The Governor's emergency funding will go primarily toward constructing temporary housing for families, as well as to new shelters made of shipping containers. 

The announcement came just two weeks after a controversial clear-out of one of the country's largest homeless encampments, in Kakaako, Honolulu, where hundreds of people lived in tents amid Waikiki's tourist scene — a sweep the ACLU unsuccessfully tried to block

At Friday's news conference, Ige defended the sweep, saying that more than half of the Kakaako camp's residents had been provided housing. They are "in a better situation where we are in a position to provide them services that will help us move then permanently out of the state of homelessness," he said. 

But opponents say it was only the latest 'fix' to prioritize tourism over locals.

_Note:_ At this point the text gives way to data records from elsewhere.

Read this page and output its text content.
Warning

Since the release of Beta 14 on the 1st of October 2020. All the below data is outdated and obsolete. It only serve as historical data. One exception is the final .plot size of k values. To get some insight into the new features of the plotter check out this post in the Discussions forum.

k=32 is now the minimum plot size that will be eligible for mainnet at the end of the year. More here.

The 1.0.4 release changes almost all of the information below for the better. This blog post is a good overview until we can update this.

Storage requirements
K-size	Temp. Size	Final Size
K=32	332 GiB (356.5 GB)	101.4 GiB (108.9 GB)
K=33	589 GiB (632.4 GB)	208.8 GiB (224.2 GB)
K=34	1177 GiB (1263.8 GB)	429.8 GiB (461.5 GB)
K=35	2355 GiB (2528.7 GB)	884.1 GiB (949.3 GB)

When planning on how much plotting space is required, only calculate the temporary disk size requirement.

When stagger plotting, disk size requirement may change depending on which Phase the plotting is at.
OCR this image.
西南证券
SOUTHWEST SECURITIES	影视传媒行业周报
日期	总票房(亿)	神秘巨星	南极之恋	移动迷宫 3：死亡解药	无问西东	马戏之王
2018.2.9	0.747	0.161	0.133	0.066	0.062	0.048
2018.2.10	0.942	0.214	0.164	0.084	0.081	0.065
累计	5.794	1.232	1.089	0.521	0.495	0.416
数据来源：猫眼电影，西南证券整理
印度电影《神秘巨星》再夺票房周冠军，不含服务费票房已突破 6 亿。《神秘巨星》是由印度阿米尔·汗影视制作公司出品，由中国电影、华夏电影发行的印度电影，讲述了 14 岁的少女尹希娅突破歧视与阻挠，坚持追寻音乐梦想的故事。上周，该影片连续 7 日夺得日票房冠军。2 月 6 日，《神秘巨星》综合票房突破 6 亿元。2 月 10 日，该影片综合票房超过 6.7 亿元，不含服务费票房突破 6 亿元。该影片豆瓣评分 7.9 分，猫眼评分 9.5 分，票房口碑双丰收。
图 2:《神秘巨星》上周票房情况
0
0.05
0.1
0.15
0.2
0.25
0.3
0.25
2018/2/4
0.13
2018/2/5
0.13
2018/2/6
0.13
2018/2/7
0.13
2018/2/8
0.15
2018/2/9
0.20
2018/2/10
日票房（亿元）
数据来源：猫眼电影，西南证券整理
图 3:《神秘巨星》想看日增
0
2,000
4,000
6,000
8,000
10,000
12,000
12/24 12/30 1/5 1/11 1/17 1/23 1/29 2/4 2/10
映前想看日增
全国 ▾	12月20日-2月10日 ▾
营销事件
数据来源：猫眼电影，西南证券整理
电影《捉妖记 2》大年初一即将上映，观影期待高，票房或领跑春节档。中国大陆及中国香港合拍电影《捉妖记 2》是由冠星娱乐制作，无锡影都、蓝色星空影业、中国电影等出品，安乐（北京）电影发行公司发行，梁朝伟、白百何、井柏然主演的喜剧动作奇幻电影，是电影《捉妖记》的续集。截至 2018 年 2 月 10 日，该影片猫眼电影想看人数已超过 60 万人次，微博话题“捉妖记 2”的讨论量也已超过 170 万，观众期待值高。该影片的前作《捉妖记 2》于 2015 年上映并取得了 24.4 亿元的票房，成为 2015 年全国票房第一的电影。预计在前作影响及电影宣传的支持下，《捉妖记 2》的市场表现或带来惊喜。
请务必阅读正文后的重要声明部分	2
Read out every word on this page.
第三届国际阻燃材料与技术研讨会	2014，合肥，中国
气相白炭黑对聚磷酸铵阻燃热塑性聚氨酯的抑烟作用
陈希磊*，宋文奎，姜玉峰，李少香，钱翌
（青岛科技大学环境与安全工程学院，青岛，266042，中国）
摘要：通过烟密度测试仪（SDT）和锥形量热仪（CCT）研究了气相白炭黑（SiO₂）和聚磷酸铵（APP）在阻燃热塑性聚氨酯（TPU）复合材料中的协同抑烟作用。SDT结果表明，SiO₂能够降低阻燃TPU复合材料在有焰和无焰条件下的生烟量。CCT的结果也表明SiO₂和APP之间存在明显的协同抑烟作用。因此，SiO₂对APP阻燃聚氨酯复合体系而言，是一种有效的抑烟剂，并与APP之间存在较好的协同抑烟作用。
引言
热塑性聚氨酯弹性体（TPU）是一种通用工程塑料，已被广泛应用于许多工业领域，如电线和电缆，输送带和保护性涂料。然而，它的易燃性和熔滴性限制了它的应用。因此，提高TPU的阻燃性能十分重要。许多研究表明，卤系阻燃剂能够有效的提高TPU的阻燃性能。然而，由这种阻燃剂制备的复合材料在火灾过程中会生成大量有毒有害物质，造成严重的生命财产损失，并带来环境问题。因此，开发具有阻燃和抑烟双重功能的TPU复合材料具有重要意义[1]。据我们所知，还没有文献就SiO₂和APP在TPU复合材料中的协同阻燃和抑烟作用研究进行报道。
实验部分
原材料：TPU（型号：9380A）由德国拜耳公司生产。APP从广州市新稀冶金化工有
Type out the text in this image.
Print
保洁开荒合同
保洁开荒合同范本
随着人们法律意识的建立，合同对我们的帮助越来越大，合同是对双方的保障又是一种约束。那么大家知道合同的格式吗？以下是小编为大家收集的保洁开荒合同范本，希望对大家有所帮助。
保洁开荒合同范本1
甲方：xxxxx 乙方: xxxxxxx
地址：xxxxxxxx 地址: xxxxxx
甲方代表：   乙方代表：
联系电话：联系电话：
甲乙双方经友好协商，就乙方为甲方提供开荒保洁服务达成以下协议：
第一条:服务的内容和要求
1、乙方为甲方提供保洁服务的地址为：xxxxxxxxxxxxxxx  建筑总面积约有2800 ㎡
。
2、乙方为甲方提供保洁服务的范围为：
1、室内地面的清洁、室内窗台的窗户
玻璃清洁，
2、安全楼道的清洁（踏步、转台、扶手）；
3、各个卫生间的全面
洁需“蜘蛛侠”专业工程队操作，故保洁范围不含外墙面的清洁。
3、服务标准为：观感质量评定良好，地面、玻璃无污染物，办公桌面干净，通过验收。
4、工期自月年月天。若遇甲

In 2014, Honolulu Mayor Kirk Caldwell signed so-called "compassionate disruption" into law: anyone sitting on the sidewalk in busy commercial districts between 5 AM and 11 PM could be fined $1000 or serve a month in jail. Mr. Caldwell argued that the law would encourage homeless people to find help, and began work on a temporary open-air shelter on the site of a former Japanese-American internment camp, but the plan was scrapped out of safety concerns. 

"We want to make sure that homeless people understand we’re not going to let them take over Waikiki’s public spaces," Rick Egged, President of the Waikiki Improvement Association, told Al Jazeera

State Representative Tom Brower made headlines in 2013 when he took a sledgehammer to homeless people's carts and aggressively told daytime nappers to get going. Mr. Brower was sent to the hospital this past June after he was allegedly beaten up by a group of homeless men who, according to reports, said Brower ignored their requests not to videotape them. 

But there may be hope that Ige's emergency plans will benefit the homeless just as much as anxious business owners. Under Housing First programs, which have been adopted nation-wide and may have helped reduce homelessness by 17 percent, there is no requirement to seek treatment for conditions like addiction or mental health before 'earning' shelter. A roof over one's head, according to the program's philosophy, is the launch pad, not the reward, for making progress. 

The Economist reports that Los Angeles saved $27,000 for every person in such a program, suggesting that the Aloha State's taxpayers may be willing to offer the governor's initiative a warm welcome.